Oregon lease sales would add to this momentum for the emergent floating wind sector in the U.S.

However, the announcement Tuesday follows a recent letter from Kotek, who asked BOEM to increase transparency around its planning, noting that despite its individual meetings with tribes and other stakeholders, the broader public hasn’t been privy to the draft wind energy planning.

She asked for a meeting with the BOEM Oregon Intergovernmental Renewable Energy Task Force, which last met in February last year. The group includes city and county governments, tribal governments, and Oregon state agencies as well as numerous federal partners like the Fish and Wildlife Service and the Department of Defense.

This marks the second time in recent months that the Oregon governor has expressed concerns about the progress on offshore wind off her state’s coast.
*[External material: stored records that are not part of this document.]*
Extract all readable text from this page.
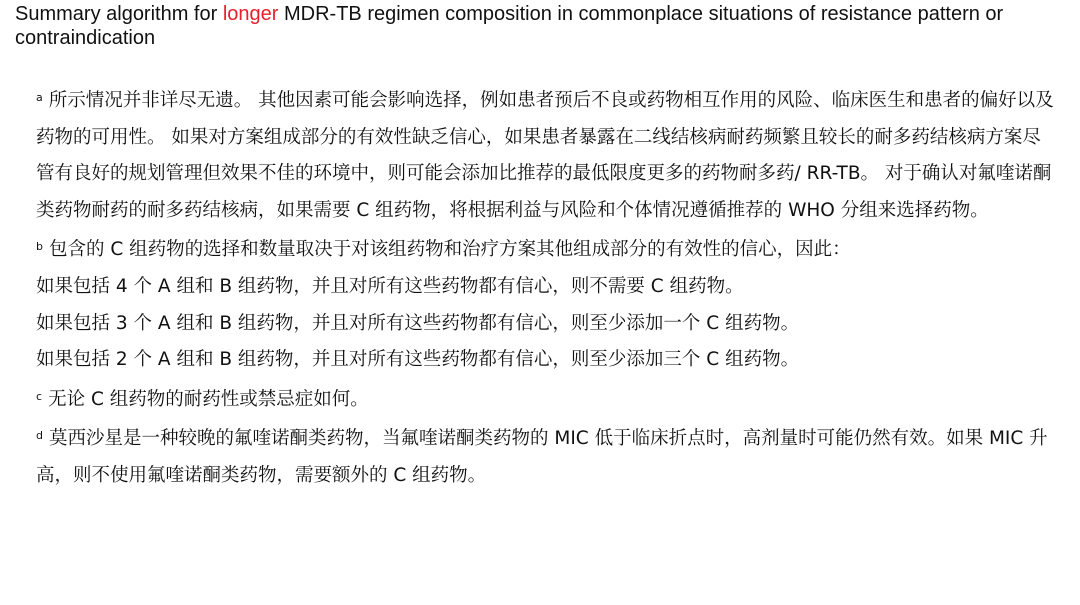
Summary algorithm for longer MDR-TB regimen composition in commonplace situations of resistance pattern or contraindication

$^a$ 所示情况并非详尽无遗。 其他因素可能会影响选择，例如患者预后不良或药物相互作用的风险、临床医生和患者的偏好以及药物的可用性。 如果对方案组成部分的有效性缺乏信心，如果患者暴露在二线结核病耐药频繁且较长的耐多药结核病方案尽管有良好的规划管理但效果不佳的环境中，则可能会添加比推荐的最低限度更多的药物耐多药/ RR-TB。 对于确认对氟喹诺酮类药物耐药的耐多药结核病，如果需要 C 组药物，将根据利益与风险和个体情况遵循推荐的 WHO 分组来选择药物。

$^b$ 包含的 C 组药物的选择和数量取决于对该组药物和治疗方案其他组成部分的有效性的信心，因此：

如果包括 4 个 A 组和 B 组药物，并且对所有这些药物都有信心，则不需要 C 组药物。

如果包括 3 个 A 组和 B 组药物，并且对所有这些药物都有信心，则至少添加一个 C 组药物。

如果包括 2 个 A 组和 B 组药物，并且对所有这些药物都有信心，则至少添加三个 C 组药物。

$^c$ 无论 C 组药物的耐药性或禁忌症如何。

$^d$ 莫西沙星是一种较晚的氟喹诺酮类药物，当氟喹诺酮类药物的 MIC 低于临床折点时，高剂量时可能仍然有效。如果 MIC 升高，则不使用氟喹诺酮类药物，需要额外的 C 组药物。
In a June letter to BOEM, Kotek asked the agency to pause offshore wind development for Oregon, citing “significant friction” emerging with stakeholders like fishermen and tribal organizations in the Pacific Northwest.

That letter was signed by Oregon Democratic Sens. Ron Wyden and Jeff Merkley and Reps. Val Hoyle and Suzanne Bonamici.

The group also sent a letter last week to BOEM, asking the bureau to proactively seek engagement from the public as it works to finalize wind energy areas.

“Deploying clean energy is imperative to move our country forward and meet our climate goals, but it’s also important to have robust community engagement throughout the entire process to ensure any project is done responsibly,” they wrote.

Last year, Wyden also pressed BOEM to do a broad environmental review of how offshore wind could impact the environment off the coast of Oregon.

Wyden said Tuesday he was pleased with BOEM for opening its comment period for longer in addition to planned public meetings on the draft wind energy areas.

“This will add multiple opportunities for all Oregonians to make their voices heard in the process and I will continue to watchdog this to ensure that BOEM follows through on its commitment to listen with an open mind and open process,” he said in an email.

The bureau’s process for carving out offshore wind areas starts with an expansive swath of ocean that is cut down dramatically during the drafting stage as staff members remove areas with conflicts, such as military use or fishing areas. Staff then can make additional reductions after public input on draft wind areas.

BOEM first announced two Oregon call areas in April 2022. Totaling roughly 1 million acres, those broad swaths of ocean were nominated by four potential developers: Avangrid Renewables, BlueFloat Energy Oregon, OW North America Ventures and Mainstream Renewable Power Inc.

The draft wind energy areas announced Tuesday total 219,568 acres.